I never play with my firearms and I reinvent them separately from reinventing wheels. And I have reinvented wheels and improved them. Now I'm working on reinventing and improving my firearms.


Why not? Like clothing, firearms sometimes need to be tailor fit for your needs.


I don't take my firearms apart to play with them. I take them apart to clean, lubricate, and improve them.


Agreed.



But why not unload them? The testing that I've performed shows that with reasonable quality ammunition, it is unlikely that loading and unloading magazines will cause any bullet setback or any harm to the ammunition


Agreed. My eight 12rd magazines aren't enough. I need to buy 4 more.

And in honor of the former vice president, maybe I should should buy a couple of 50rd drum magazines. Load the 50 round mag, then put it in a sock and you've got a reliable weapon.

I don't yet know what kind of set the Sig magazine springs will take in time. I need to do some acellerated life testing on Sig's magazine springs. For that I just bought some brass rod to make the testing jigs that I will need to test not only Sig's magazines springs, but also ISMI's magazine springs, and also MagGuts magazine springs. And my spring force gauge just arived. That will also allow me to do recoil spring testing and trigger testing.


I would NEVER do that. I remove the magazine first and then eject the round in the chamber. Ejecting a round from the chamber BEFORE removing the magazine is a common cause of negligent discharge.

The only time that a bullet is likely to set back in the shellcase (EXCLUDING MALFUNCTIONS) IS WHEN YOU CHAMBER FROM THE MAGAZINE! So unless I'm in an actual shooting situation, be it at the gun range or in self defense, I do not see a single valid reason to chamber a round from the magazine.

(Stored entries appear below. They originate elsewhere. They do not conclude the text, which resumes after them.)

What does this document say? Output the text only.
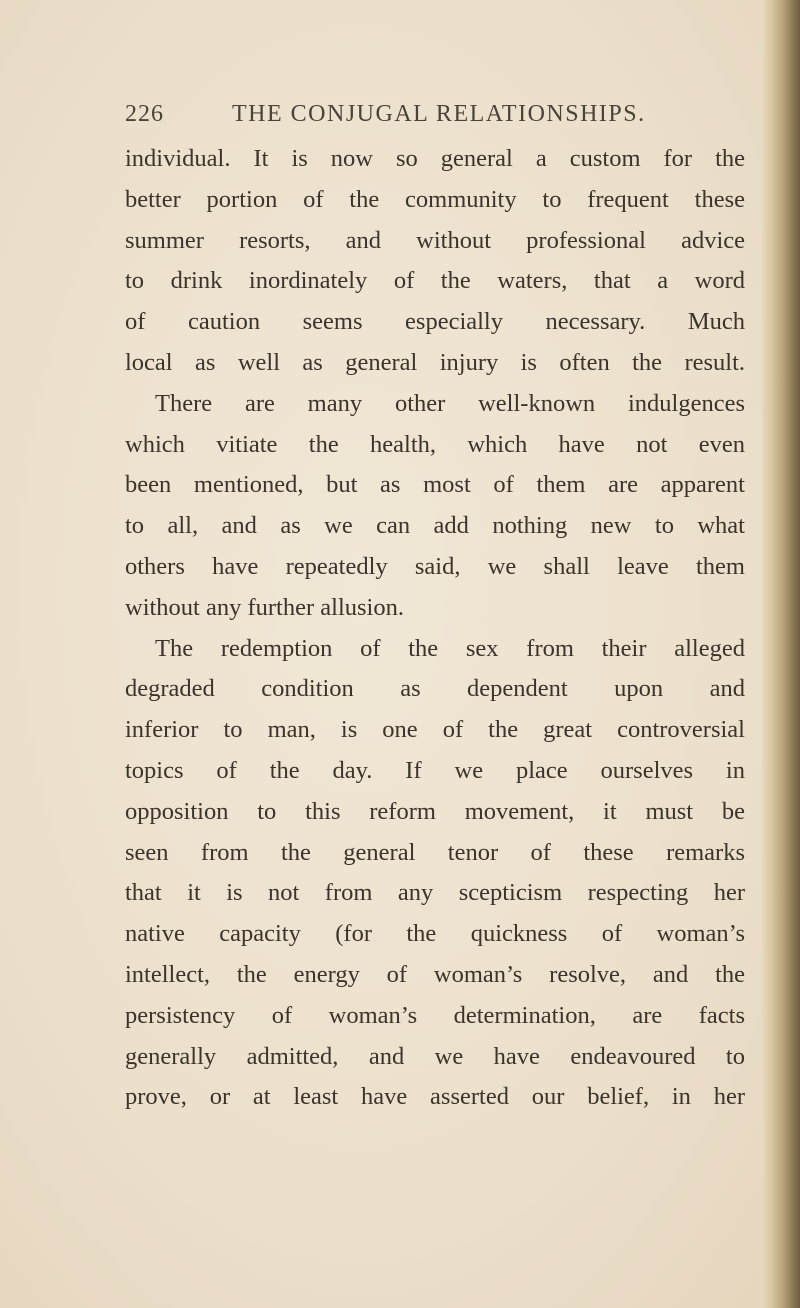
226	THE CONJUGAL RELATIONSHIPS.
individual. It is now so general a custom for the
better portion of the community to frequent these
summer resorts, and without professional advice
to drink inordinately of the waters, that a word
of caution seems especially necessary. Much
local as well as general injury is often the result.
There are many other well-known indulgences
which vitiate the health, which have not even
been mentioned, but as most of them are apparent
to all, and as we can add nothing new to what
others have repeatedly said, we shall leave them
without any further allusion.
The redemption of the sex from their alleged
degraded condition as dependent upon and
inferior to man, is one of the great controversial
topics of the day. If we place ourselves in
opposition to this reform movement, it must be
seen from the general tenor of these remarks
that it is not from any scepticism respecting her
native capacity (for the quickness of woman’s
intellect, the energy of woman’s resolve, and the
persistency of woman’s determination, are facts
generally admitted, and we have endeavoured to
prove, or at least have asserted our belief, in her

Now why would I do that? Since I manually chamber the first round, it has zero chance of setback into the shellcase and it is not troublesome in the least.

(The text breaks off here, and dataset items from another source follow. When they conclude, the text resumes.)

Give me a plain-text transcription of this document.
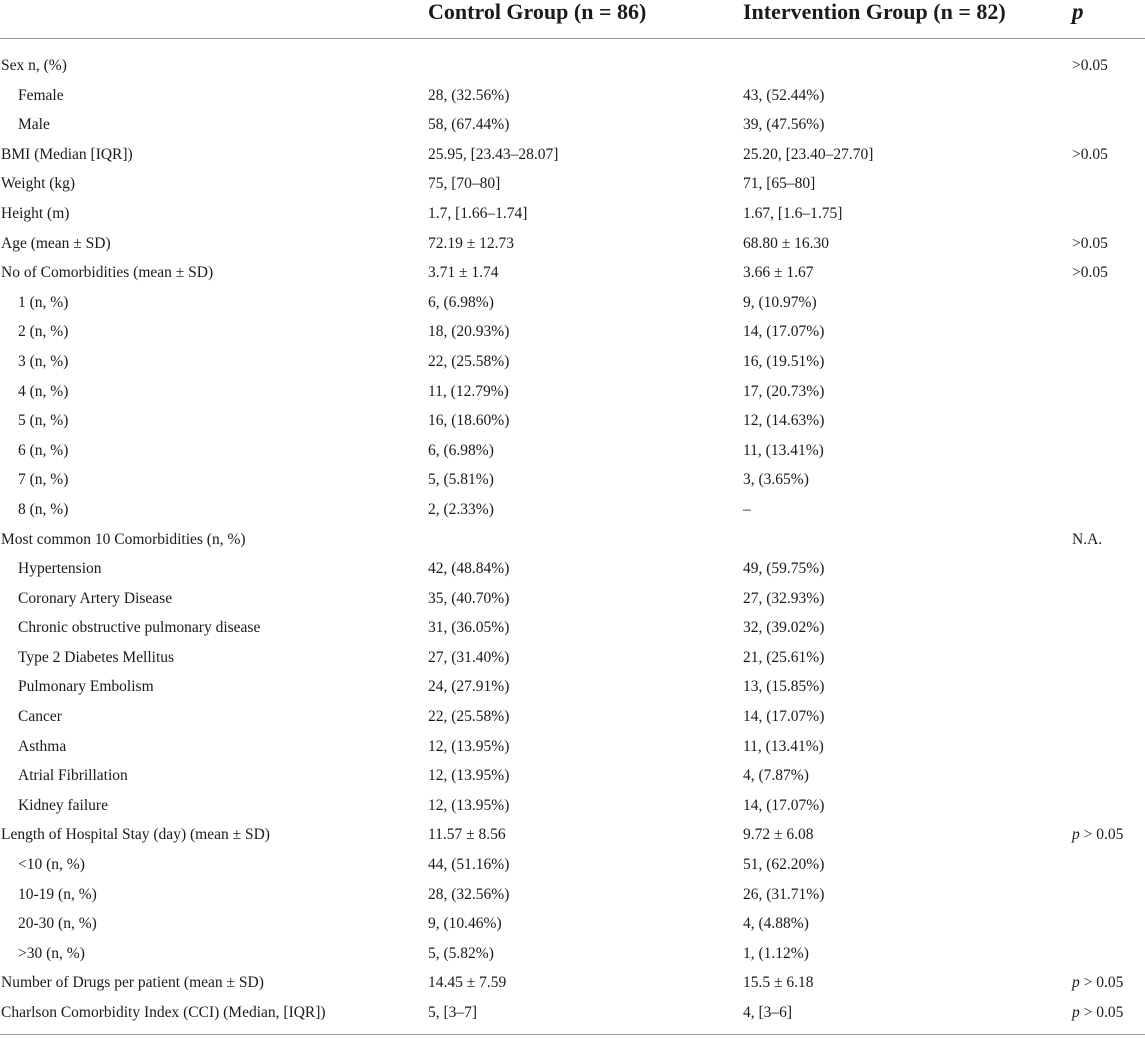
	Control Group (n = 86)	Intervention Group (n = 82)	p
Sex n, (%)			>0.05
Female	28, (32.56%)	43, (52.44%)	
Male	58, (67.44%)	39, (47.56%)	
BMI (Median [IQR])	25.95, [23.43–28.07]	25.20, [23.40–27.70]	>0.05
Weight (kg)	75, [70–80]	71, [65–80]	
Height (m)	1.7, [1.66–1.74]	1.67, [1.6–1.75]	
Age (mean ± SD)	72.19 ± 12.73	68.80 ± 16.30	>0.05
No of Comorbidities (mean ± SD)	3.71 ± 1.74	3.66 ± 1.67	>0.05
1 (n, %)	6, (6.98%)	9, (10.97%)	
2 (n, %)	18, (20.93%)	14, (17.07%)	
3 (n, %)	22, (25.58%)	16, (19.51%)	
4 (n, %)	11, (12.79%)	17, (20.73%)	
5 (n, %)	16, (18.60%)	12, (14.63%)	
6 (n, %)	6, (6.98%)	11, (13.41%)	
7 (n, %)	5, (5.81%)	3, (3.65%)	
8 (n, %)	2, (2.33%)	–	
Most common 10 Comorbidities (n, %)			N.A.
Hypertension	42, (48.84%)	49, (59.75%)	
Coronary Artery Disease	35, (40.70%)	27, (32.93%)	
Chronic obstructive pulmonary disease	31, (36.05%)	32, (39.02%)	
Type 2 Diabetes Mellitus	27, (31.40%)	21, (25.61%)	
Pulmonary Embolism	24, (27.91%)	13, (15.85%)	
Cancer	22, (25.58%)	14, (17.07%)	
Asthma	12, (13.95%)	11, (13.41%)	
Atrial Fibrillation	12, (13.95%)	4, (7.87%)	
Kidney failure	12, (13.95%)	14, (17.07%)	
Length of Hospital Stay (day) (mean ± SD)	11.57 ± 8.56	9.72 ± 6.08	p > 0.05
<10 (n, %)	44, (51.16%)	51, (62.20%)	
10-19 (n, %)	28, (32.56%)	26, (31.71%)	
20-30 (n, %)	9, (10.46%)	4, (4.88%)	
>30 (n, %)	5, (5.82%)	1, (1.12%)	
Number of Drugs per patient (mean ± SD)	14.45 ± 7.59	15.5 ± 6.18	p > 0.05
Charlson Comorbidity Index (CCI) (Median, [IQR])	5, [3–7]	4, [3–6]	p > 0.05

Nope. I'm obsessing the possibility of a setback cartridge getting mixed up with the rest of the good rounds. By establishing a superior process, I virtually ELIMINATE the possibility of a setback cartridge entirely.


You are not likely to solve any of my problems. In fact, I think that you ARE a problem. I've already spent in excess of $80 for test equipment and supplies needed to test various firearm parts. I'm a skeptic. I don't take anything at face value, especially if what someone tells me doesn't sound logical. I very often test things myself to determine the truth.

I also don't pay for the air in my bicycle tires. I get some exercise and force the air into the tires with a pump.


People like me obsess about the small details so that people like you don't need to. That is why companies hire people like me to do product development. The labs that I work in are full of other people like me obsessing over the details. If we don't get things right, products go boom, and/or catch on fire, and/or electrocute people.

My testing has indicated that inserting a fully loaded magazine is not likely to cause bullet setback. But I still need a weaker RSA to determine whether or not inserting a fully loaded magazine will cause any cycling problems with the slide.

Before long I will have some actual data about magazine spring life with which to draw some legitimate conclusions.
Whew! That was something. Not sure what, but it was something.

There is a nugget of truth hidden in that hot mess. We, as free citizens, have zero insight into the inner workings of a strange mind belonging to a man on a bike packing heat. You guys be careful out there.